Another View of the Net: New Minority Agora

Assistant Secretary of Commerce Larry Irving says that the decline in minority-owned radio and TV stations is driving young African Americans toward a new place where they can hear and be heard: The Internet.

Decrying the decline of minority voices in the mainstream media, Assistant Secretary of Commerce Larry Irving today pointed to one place where the African Americans and other groups have found their voice: the Internet.

He mentioned in a speech to the National Association of Black Owned Broadcasters the creation of what some have called the "chip-hop generation" - the arrival online of large numbers of young African Americans and sites which speak to them. He urged the broadcasters to respond.

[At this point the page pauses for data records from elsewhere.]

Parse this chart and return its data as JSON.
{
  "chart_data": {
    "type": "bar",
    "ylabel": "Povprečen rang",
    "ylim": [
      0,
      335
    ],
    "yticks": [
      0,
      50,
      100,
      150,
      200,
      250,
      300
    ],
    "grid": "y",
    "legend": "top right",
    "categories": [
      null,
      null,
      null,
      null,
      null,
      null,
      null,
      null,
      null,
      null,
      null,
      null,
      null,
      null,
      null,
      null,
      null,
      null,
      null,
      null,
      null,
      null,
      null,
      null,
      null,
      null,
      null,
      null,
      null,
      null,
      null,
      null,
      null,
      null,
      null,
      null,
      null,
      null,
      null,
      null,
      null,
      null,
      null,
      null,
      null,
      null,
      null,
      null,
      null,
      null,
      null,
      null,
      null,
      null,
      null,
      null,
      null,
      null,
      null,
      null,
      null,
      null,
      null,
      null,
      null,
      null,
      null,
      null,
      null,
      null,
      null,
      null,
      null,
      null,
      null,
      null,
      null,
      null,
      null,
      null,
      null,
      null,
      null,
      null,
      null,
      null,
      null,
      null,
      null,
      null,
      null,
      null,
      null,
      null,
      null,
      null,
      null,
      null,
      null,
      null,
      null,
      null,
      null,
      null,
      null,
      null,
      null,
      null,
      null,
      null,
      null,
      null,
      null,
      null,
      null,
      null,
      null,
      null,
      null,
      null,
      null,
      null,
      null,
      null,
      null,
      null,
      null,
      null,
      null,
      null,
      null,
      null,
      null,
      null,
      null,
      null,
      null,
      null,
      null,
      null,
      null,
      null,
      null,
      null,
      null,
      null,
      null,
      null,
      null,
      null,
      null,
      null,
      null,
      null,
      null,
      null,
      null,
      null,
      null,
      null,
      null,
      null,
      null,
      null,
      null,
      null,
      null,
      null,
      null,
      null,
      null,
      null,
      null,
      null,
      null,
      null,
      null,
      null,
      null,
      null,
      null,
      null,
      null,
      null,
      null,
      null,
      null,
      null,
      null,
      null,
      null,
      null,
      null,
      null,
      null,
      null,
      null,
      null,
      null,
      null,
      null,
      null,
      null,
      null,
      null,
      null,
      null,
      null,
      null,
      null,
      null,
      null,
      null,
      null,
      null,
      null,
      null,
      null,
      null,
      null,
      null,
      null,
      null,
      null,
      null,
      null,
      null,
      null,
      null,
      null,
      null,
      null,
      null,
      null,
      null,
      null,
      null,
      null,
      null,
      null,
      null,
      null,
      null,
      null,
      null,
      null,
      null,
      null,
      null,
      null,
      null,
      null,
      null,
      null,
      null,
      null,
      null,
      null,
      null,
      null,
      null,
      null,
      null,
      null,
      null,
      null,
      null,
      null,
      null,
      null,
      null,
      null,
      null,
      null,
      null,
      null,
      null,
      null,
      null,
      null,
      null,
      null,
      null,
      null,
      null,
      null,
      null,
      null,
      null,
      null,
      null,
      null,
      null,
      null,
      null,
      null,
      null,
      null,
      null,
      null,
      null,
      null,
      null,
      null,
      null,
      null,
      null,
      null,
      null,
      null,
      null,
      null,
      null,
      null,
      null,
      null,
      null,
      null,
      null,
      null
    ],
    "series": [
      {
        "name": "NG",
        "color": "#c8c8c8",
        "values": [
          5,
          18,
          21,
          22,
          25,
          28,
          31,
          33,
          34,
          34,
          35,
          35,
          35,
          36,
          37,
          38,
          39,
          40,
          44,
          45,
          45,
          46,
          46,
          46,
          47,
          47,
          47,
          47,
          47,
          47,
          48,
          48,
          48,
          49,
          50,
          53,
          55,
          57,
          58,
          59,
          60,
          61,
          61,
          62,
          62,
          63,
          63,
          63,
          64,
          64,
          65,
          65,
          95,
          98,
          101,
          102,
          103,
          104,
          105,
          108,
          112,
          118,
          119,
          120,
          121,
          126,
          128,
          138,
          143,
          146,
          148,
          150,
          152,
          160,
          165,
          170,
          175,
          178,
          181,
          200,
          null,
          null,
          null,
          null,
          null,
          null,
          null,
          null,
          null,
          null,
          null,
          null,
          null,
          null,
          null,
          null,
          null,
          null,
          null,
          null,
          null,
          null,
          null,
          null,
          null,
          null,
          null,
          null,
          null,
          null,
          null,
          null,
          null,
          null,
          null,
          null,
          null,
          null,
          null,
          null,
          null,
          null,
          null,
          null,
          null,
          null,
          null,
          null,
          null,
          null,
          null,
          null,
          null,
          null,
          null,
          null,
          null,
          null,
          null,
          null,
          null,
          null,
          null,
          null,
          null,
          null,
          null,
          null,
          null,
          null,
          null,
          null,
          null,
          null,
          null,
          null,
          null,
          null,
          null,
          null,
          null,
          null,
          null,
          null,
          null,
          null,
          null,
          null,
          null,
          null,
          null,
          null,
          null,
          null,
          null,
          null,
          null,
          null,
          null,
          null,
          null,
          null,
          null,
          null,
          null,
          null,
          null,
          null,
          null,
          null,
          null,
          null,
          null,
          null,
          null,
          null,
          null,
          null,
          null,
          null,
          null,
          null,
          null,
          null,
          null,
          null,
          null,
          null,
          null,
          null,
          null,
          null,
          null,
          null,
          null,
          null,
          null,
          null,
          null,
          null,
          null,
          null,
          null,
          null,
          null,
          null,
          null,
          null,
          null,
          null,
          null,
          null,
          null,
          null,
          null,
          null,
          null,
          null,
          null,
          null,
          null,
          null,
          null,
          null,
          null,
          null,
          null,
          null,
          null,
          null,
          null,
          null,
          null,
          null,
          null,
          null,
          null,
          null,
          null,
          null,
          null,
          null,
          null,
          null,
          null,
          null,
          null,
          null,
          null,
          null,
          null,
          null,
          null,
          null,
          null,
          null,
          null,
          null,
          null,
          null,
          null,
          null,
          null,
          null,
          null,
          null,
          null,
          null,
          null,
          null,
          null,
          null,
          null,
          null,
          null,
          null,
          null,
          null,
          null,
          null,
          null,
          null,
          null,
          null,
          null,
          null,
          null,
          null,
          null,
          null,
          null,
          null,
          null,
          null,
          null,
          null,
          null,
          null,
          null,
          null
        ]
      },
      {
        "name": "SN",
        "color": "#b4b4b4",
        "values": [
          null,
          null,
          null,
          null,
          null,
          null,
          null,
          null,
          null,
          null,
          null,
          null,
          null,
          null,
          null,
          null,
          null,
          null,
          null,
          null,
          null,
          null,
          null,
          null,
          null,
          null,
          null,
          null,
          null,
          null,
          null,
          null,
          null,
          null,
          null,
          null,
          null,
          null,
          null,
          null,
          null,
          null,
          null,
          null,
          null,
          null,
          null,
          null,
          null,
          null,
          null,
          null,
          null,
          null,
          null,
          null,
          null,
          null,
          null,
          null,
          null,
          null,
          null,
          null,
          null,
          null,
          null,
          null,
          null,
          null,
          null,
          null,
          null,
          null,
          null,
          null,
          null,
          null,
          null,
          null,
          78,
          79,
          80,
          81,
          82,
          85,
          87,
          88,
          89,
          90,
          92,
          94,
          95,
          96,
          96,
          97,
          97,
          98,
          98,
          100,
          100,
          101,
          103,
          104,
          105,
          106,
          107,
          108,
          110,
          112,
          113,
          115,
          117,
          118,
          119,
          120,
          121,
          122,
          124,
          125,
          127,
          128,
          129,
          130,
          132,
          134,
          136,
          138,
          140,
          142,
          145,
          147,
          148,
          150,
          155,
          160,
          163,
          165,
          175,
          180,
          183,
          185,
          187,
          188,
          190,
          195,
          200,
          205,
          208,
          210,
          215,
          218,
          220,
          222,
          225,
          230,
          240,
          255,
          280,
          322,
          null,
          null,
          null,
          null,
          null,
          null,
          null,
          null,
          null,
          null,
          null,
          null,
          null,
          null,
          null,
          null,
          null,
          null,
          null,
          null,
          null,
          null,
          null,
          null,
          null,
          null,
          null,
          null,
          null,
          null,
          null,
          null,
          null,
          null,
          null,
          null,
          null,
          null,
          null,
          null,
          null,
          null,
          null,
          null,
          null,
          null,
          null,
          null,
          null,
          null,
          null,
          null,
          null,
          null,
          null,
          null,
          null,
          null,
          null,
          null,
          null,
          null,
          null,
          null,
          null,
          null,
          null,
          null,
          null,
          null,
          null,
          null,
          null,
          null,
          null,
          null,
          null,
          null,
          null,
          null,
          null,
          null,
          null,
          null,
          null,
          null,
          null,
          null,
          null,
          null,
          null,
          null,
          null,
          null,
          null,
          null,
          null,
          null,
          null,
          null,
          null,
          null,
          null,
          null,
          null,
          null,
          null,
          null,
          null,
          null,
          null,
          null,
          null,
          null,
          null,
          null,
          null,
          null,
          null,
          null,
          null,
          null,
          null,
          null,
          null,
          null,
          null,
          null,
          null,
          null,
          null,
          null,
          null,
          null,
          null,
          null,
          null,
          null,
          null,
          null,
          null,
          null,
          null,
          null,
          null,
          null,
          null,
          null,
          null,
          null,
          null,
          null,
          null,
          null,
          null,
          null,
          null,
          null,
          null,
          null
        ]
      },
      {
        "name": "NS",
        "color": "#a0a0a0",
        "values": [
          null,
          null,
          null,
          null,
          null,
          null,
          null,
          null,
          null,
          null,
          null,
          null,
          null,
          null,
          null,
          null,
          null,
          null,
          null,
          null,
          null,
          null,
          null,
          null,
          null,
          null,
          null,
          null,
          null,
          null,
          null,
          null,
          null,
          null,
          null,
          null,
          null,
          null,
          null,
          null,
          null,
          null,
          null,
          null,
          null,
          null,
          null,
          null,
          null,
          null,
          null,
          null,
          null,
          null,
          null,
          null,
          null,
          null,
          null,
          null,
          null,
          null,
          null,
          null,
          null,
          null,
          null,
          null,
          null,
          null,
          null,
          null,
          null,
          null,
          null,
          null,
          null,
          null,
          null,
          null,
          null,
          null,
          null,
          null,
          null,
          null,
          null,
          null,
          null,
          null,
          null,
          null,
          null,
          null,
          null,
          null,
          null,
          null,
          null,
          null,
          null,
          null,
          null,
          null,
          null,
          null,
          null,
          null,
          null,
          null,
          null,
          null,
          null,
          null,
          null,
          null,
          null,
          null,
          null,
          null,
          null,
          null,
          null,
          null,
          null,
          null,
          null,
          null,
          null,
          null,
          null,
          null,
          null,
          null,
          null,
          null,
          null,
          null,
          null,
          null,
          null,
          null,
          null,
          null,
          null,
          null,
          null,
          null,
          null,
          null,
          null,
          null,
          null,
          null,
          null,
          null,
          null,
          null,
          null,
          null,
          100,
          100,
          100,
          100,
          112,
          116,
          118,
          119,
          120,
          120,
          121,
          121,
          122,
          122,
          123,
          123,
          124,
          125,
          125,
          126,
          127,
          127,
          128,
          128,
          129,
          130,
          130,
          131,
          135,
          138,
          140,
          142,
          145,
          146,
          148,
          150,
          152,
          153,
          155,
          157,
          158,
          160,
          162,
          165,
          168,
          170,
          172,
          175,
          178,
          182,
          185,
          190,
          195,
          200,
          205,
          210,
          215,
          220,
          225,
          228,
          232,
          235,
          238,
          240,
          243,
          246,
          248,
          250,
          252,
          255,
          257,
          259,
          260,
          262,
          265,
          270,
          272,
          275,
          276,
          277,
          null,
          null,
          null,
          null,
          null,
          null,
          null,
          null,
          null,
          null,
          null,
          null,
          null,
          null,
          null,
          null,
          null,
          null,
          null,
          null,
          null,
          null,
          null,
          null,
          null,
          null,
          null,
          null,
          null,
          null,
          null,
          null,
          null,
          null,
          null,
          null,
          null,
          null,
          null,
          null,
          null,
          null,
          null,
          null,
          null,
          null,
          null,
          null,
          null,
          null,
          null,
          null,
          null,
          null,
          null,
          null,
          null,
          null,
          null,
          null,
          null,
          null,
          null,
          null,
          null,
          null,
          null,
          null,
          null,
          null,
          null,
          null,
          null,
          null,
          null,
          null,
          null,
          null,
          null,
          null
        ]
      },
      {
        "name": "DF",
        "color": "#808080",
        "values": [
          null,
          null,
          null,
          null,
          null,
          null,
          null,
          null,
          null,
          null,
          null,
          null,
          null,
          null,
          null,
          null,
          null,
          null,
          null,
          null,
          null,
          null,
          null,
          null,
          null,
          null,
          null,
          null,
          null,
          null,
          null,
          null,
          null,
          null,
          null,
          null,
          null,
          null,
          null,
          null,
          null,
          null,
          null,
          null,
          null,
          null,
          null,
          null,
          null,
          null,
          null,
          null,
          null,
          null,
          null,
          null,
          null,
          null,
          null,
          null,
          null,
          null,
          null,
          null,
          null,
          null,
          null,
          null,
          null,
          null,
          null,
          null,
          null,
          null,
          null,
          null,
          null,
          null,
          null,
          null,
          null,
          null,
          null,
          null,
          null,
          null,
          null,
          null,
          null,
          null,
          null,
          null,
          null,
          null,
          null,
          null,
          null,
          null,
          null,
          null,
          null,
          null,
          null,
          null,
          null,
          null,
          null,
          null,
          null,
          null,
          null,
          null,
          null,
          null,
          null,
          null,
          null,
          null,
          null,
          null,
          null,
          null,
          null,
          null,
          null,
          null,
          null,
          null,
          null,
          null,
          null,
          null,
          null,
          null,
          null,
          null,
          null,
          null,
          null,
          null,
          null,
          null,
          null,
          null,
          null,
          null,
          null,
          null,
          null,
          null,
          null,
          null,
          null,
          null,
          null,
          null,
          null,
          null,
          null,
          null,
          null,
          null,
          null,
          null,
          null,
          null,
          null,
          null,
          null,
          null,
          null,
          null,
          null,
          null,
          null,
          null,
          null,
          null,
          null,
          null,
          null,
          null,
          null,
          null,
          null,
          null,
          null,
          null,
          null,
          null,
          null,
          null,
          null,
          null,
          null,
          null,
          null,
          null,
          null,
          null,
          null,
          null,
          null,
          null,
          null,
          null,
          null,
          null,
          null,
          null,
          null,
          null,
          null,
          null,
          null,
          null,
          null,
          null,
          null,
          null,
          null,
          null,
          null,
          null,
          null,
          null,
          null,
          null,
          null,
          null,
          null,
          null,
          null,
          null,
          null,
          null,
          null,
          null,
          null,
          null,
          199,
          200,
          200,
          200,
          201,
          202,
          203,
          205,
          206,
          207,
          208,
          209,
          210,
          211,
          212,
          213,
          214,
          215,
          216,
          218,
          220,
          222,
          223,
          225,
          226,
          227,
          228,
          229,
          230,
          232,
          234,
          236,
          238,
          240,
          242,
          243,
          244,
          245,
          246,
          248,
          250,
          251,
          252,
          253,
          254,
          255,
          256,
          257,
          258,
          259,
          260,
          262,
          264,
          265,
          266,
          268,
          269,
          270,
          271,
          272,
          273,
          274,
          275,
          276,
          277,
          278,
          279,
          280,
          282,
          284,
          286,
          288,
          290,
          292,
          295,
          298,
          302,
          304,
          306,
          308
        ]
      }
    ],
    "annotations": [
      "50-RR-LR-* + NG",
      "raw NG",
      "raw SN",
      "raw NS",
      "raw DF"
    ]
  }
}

"Hip-hop and urban contemporary music are on the Net. Minority-owned stations are not. You have the power to change that," Irving said.

Announcing the findings of an annual Commerce Department survey of minority media ownership, Irving held up Net broadcasting as a beacon of hope in an environment increasingly dominated by white-owned conglomerates. The survey found that minorities own a mere 322 of 11,475 commercial broadcast stations. Their percentage of the market has declined since 1996. Due to the sale of US Radio, the largest black-owned broadcast company in the United States, black ownership decreased by 30 stations.

"It is time to have a renewed examination and public debate about the effects of media concentration, and the importance of minority ownership," said Irving, who heads Commerce's National Telecommunications and Information Administration. "There is always going to be churn in the market, but we all have an interest in preserving a diversity of voices."